So glad to hear that all went well and you are home. Take care and follow orders and I am sure the 2 "men" will take good care of you!! God bless and remember to take care of yourself - Pattie


----------



## mountainlady56 (Feb 13, 2006)

Tami!
Glad you're home and hope you continue to improve. Enjoy your "boys" and give them lots of hugs and kisses........I know they missed you, and you missed them, for sure. Try to rest, and give yourself some time.
HUGS!
Darlene


----------



## skippershe (May 22, 2006)

Hi Tami!!  







Home!! 

I'm so thrilled to hear that you're finally back home. You have no idea how missed you were around here









I'm so looking forward to getting back to our old routine and our wonderful friendship! 
You make sure to get lots of rest and take care of yourself ok??

Lots and lots of love to you and your boys,


----------



## Sluggo54 (Jun 15, 2005)

Welcome home and welcome back!

It's great to have you back amongst us...

Sluggo


----------



## Moosegut (Sep 24, 2005)

BritsOnTour said:


> Hope you've got a bit of help before you dive back in full-pelt!!


 I met these folks at a rally last year. Very nice people . . . . . but does anyone know what that means?
















Glad you're home Tami. I was starting to think I was gonna have to start taking the boys to Big Stash's for lunch on a daily basis. They've been looking thin. I hope you get back in fill-pelt soon.







You gotta explain that one Ali.

Scott


----------



## JonesFamily (May 15, 2007)

Welcome Home Tami!

Lisa


----------



## campntn (Feb 20, 2005)

God bless you and your family....yes, He does listen. 
Keep us posted on your progress.
Mark and family


----------



## luv2camp (Mar 9, 2006)

Welcome home!

Make sure you rest at home and don't over do it. Your boys need you! Heck, we all need you too! Take care!


----------



## Canadiansue (Jun 23, 2006)

Happy to see that you are home, and well on the way to good health! You may be surprised at how well you will feel!
Thank-you Lord for answered prayer!


----------



## BritsOnTour (Sep 15, 2006)

Moosegut said:


> Hope you've got a bit of help before you dive back in full-pelt!!


 I met these folks at a rally last year. Very nice people . . . . . but does anyone know what that means?
















Glad you're home Tami. I was starting to think I was gonna have to start taking the boys to Big Stash's for lunch on a daily basis. They've been looking thin. I hope you get back in fill-pelt soon.

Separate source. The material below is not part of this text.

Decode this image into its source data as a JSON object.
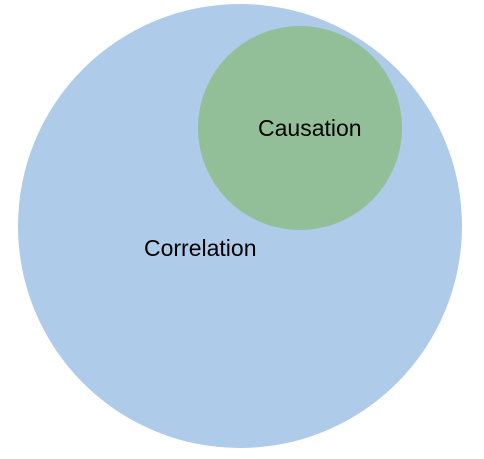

You gotta explain that one Ali.

Scott
[/quote]

............and they say we speak the same language! Actually, I always go into a mild panic when people question my English ('did I use it the right way/what does it _really _ mean?')

So, I googled it: With highest speed and impetus.

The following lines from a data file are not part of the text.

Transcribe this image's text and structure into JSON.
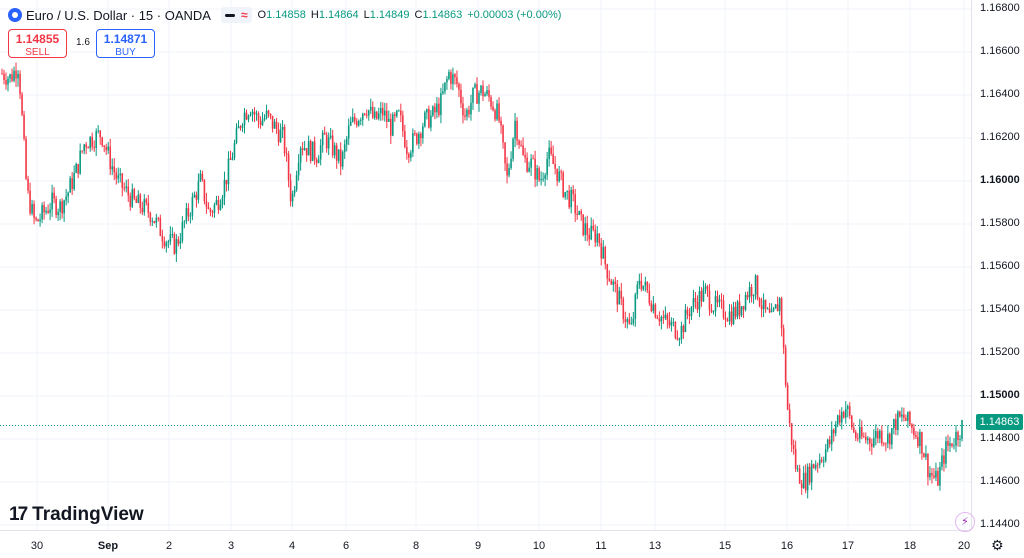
{
  "legend": {
    "title": "Euro / U.S. Dollar · 15 · OANDA",
    "symbol_icon": "euro-dollar-flag-icon",
    "open_key": "O",
    "open": "1.14858",
    "high_key": "H",
    "high": "1.14864",
    "low_key": "L",
    "low": "1.14849",
    "close_key": "C",
    "close": "1.14863",
    "change": "+0.00003 (+0.00%)"
  },
  "trade": {
    "sell_price": "1.14855",
    "sell_label": "SELL",
    "spread": "1.6",
    "buy_price": "1.14871",
    "buy_label": "BUY"
  },
  "last_price": "1.14863",
  "brand": "TradingView",
  "colors": {
    "up": "#089981",
    "down": "#f23645",
    "grid": "#f0f3fa",
    "accent": "#2962ff"
  },
  "chart_data": {
    "type": "candlestick",
    "y_range": [
      1.1438,
      1.1688
    ],
    "y_ticks": [
      "1.16800",
      "1.16600",
      "1.16400",
      "1.16200",
      "1.16000",
      "1.15800",
      "1.15600",
      "1.15400",
      "1.15200",
      "1.15000",
      "1.14800",
      "1.14600",
      "1.14400"
    ],
    "y_ticks_bold": [
      "1.16000",
      "1.15000"
    ],
    "x_ticks": [
      "30",
      "Sep",
      "2",
      "3",
      "4",
      "6",
      "8",
      "9",
      "10",
      "11",
      "13",
      "15",
      "16",
      "17",
      "18",
      "20"
    ],
    "x_ticks_bold": [
      "Sep"
    ],
    "path": [
      1.165,
      1.1648,
      1.1654,
      1.1595,
      1.158,
      1.1585,
      1.159,
      1.1588,
      1.1595,
      1.1605,
      1.1618,
      1.162,
      1.1622,
      1.161,
      1.16,
      1.1595,
      1.159,
      1.1588,
      1.1585,
      1.1578,
      1.1572,
      1.157,
      1.158,
      1.159,
      1.16,
      1.1585,
      1.159,
      1.16,
      1.1615,
      1.163,
      1.1635,
      1.1628,
      1.163,
      1.1625,
      1.162,
      1.159,
      1.1618,
      1.1615,
      1.1612,
      1.162,
      1.1615,
      1.1608,
      1.1625,
      1.163,
      1.1635,
      1.1628,
      1.1632,
      1.1625,
      1.163,
      1.1615,
      1.162,
      1.1628,
      1.163,
      1.1636,
      1.165,
      1.1645,
      1.163,
      1.164,
      1.1642,
      1.1638,
      1.163,
      1.16,
      1.1628,
      1.161,
      1.1608,
      1.16,
      1.1612,
      1.1605,
      1.1595,
      1.159,
      1.158,
      1.1575,
      1.1575,
      1.156,
      1.155,
      1.154,
      1.153,
      1.1555,
      1.1548,
      1.154,
      1.1535,
      1.1532,
      1.153,
      1.154,
      1.1545,
      1.1548,
      1.1542,
      1.154,
      1.1538,
      1.154,
      1.1548,
      1.1552,
      1.154,
      1.1535,
      1.1545,
      1.149,
      1.1465,
      1.146,
      1.1468,
      1.1472,
      1.1478,
      1.149,
      1.1495,
      1.1482,
      1.148,
      1.148,
      1.1483,
      1.148,
      1.1488,
      1.149,
      1.1485,
      1.148,
      1.1465,
      1.146,
      1.1475,
      1.148,
      1.1486
    ]
  }
}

Another English-ism I'll have to add to my 'don't say without expecting the blank look!', there are so many!

Actually, I think it describes Tami pretty well (as well as the way we often describe how our toddler runs!)

HTH! Ali


----------



## huntr70 (Jul 8, 2005)

BritsOnTour said:


> Hope you've got a bit of help before you dive back in full-pelt!!


 I met these folks at a rally last year. Very nice people . . . . . but does anyone know what that means?
















Glad you're home Tami. I was starting to think I was gonna have to start taking the boys to Big Stash's for lunch on a daily basis. They've been looking thin. I hope you get back in fill-pelt soon.







You gotta explain that one Ali.

Scott
[/quote]

............and they say we speak the same language! Actually, I always go into a mild panic when people question my English ('did I use it the right way/what does it _really _ mean?')

So, I googled it: With highest speed and impetus.

Another English-ism I'll have to add to my 'don't say without expecting the blank look!', there are so many!

Actually, I think it describes Tami pretty well (as well as the way we often describe how our toddler runs!)

HTH! Ali
[/quote]
Hey Ali.......you were pretty close.

We tend to say 'full tilt' in the same reference.

Steve


----------